Tapi Leo malah tertawa senang. Ditariknya kembali tangan Cindra untuk duduk di sampingnya.
"Kamu mau beli apa? Pilih sendiri!" Ujarnya sambil membuka sebuah aplikasi belanja online langganannya. Ia selalu merasa uang bisa menebus segala kesalahannya.
"Enggak perlu!" Jawab Cindra ketus sambil beranjak bangun dari duduknya. Tapi sekali lagi tangan Leo kembali menariknya.
"Tunggu sampai Om Delon pulang!" Pintanya.
"Enggak bisa! Aku mau..."
Cindra tak jadi melanjutkan ucapannya. Karena kalau ia bilang alasan sebenarnya, Leo malah akan menganggapnya ingin bersenang-senang sendirian tanpanya. Dia kan, selalu iri dengan kebahagiaannya.
"Aku mau menyiapkan kuliah besok. Kamu juga kan, ada jadwal kuliah pagi?" Cindra berusaha tetap tenang.
Leo tak menjawab. Ia lalu mengendurkan cengkraman tangannya.
"Dan jadwal tugas kelompok sama teman-teman kamu di sini?"
Kini Leo melepaskan tangannya. Wajahnya kembali cemberut. Ia selalu saja tak bersemangat jika membicarakan kuliahnya.
"Leo..."
"Iya, aku tahu!" Sahutnya kesal sambil berjalan ke sudut ruangan dan meyalakannya konsol permainan online. Bermain game online adalah satu-satunya alternatif selain mengganggu hidupnya.
Ditunggunya beberapa saat hingga Leo larut dalam permainannya dan tak menyadari lagi keberadaannya. Lalu diam-diam Cindra pun melangkah keluar kamar.
Mama tengah duduk di atas kursi panjang sambil meluruskan kedua kakinya saat Cindra masuk ke dalam rumah.
"Maafin Cindra, Ma... Leo yang memaksa." Dipeluknya Mama lalu bersandar di bahunya.
Mama tersenyum. "Mama tahu..." Sahutnya, sambil membelai rambut Cindra.
Mama memang paling mengerti anaknya. Bahkan ia bisa berbicara dengan Mama hanya dengan tatapan mata. Kata Mama itu adalah bahasa kalbu. Dan hanya orang yang memiliki cinta yang tulus yang bisa melakukannya.
"Gimana kencannya tadi?"
Pertanyaan Mama membuat Cindra mengangkat wajah sambil tersipu. "Andra itu baik, Mah.

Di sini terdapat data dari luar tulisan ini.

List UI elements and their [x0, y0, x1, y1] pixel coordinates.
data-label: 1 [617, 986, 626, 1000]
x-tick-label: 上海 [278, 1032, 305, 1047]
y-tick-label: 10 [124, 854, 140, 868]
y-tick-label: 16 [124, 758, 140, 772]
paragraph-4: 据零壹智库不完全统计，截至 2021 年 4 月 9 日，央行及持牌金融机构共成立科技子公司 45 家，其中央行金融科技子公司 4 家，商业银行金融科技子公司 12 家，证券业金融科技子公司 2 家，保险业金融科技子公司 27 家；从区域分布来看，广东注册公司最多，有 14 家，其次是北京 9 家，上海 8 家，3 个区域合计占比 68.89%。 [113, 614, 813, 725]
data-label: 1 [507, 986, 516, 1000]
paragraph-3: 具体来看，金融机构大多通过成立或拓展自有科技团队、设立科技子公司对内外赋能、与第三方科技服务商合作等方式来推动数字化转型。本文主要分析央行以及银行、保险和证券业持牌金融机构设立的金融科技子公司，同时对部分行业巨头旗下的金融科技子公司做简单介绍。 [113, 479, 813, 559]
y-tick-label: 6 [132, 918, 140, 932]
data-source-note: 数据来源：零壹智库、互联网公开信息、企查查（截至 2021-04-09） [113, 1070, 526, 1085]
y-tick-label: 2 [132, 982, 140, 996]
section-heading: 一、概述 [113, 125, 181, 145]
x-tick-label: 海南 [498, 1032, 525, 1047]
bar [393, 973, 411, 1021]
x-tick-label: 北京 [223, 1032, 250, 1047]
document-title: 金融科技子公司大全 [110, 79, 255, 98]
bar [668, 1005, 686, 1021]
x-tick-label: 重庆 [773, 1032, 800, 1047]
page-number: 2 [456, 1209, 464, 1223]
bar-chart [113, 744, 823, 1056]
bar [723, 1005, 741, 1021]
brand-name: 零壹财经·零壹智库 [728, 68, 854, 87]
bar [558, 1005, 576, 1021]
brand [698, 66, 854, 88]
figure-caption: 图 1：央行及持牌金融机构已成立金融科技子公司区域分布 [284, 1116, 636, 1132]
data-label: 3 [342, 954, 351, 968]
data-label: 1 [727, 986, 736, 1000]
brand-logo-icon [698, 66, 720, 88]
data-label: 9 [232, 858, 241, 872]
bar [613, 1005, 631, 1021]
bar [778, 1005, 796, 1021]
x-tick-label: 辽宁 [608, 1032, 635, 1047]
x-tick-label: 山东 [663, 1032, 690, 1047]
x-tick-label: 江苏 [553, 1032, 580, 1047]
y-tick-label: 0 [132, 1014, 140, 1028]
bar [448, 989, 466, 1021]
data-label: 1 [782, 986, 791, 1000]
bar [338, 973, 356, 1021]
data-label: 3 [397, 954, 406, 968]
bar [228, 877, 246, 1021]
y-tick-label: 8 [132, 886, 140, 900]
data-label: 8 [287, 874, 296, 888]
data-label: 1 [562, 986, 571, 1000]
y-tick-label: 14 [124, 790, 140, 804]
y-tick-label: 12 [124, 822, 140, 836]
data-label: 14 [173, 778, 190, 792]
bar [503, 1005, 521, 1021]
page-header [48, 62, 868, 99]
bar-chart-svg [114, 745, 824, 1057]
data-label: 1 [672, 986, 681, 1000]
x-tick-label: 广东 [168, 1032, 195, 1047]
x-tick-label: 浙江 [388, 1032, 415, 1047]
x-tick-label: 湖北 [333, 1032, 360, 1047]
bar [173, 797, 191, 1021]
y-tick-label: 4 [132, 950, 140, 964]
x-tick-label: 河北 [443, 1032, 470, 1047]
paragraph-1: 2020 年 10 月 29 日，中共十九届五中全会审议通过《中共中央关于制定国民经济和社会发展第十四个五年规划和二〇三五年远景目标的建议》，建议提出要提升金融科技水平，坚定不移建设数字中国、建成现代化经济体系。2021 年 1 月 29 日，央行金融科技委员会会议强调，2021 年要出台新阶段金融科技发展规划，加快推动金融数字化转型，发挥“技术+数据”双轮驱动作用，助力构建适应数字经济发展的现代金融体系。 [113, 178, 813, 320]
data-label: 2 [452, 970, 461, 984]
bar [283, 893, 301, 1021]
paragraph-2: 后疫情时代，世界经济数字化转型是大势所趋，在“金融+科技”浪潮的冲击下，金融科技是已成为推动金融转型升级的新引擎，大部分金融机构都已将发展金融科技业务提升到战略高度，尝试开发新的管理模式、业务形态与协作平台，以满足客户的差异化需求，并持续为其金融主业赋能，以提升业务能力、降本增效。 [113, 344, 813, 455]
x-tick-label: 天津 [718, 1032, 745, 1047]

Mandiri, enggak ribet, pintar dan menyenangkan."
"Hati-hati... kamu baru dua bulan dekat dengannya. Jangan mudah percaya begitu saja. Siapa tahu dia baik karena mengira kamu benar-benar keluarga Atmaja."
Cindra tersenyum. Ia mengerti kekhawatiran Mama. Mama tidak ingin ia kembali bernasib sama seperti dua hubungannya yang lalu. Tapi yang Mama tidak tahu, mereka memutuskannya karena Leo. Ia selalu jujur pada setiap lelaki yang mendekatinya, tapi Leo yang malah membuatnya seperti ia yang berdusta. "Enggak kok, Ma. Andra sudah tahu. Cindra udah jujur sama dia," jawabnya sambil mengusap-usap tangan wanita yang sangat dicintainya itu. Tangan yang kuat dan keras. Seperti kehidupan yang dijalaninya.
Mama memang jarang sekali beristirahat. Hanya di waktu tidur malamnya saja. Karena selama Mami Renata belum tidur, maka Mama pun tidak akan bisa beristirahat dengan tenang. Tapi Mama tidak pernah mengeluh sekali pun sangat lelah dengan pekerjaan yang menyita hampir seluruh waktunya itu.
Ingin sekali rasanya ia menyelesaikan kuliah secepatnya agar bisa bekerja dan mempunyai penghasilan sendiri. Ia akan mengajak Mama berjalan-jalan ke tempat-tempat yang disukainya. Hanya berduaan saja. Biar Mama bisa benar-benar menikmati liburan tanpa harus sibuk mengurus Mami Renata seperti yang selama ini dilakukannya saat mereka berlibur bersama.
Mami Renata memang sangat bergantung hidupnya pada Mama. Ia hampir tidak bisa melakukan apa pun tanpa Mama. Seperti Leo, yang tak pernah bisa jauh darinya. Entah sampai kapan ia harus menemaninya.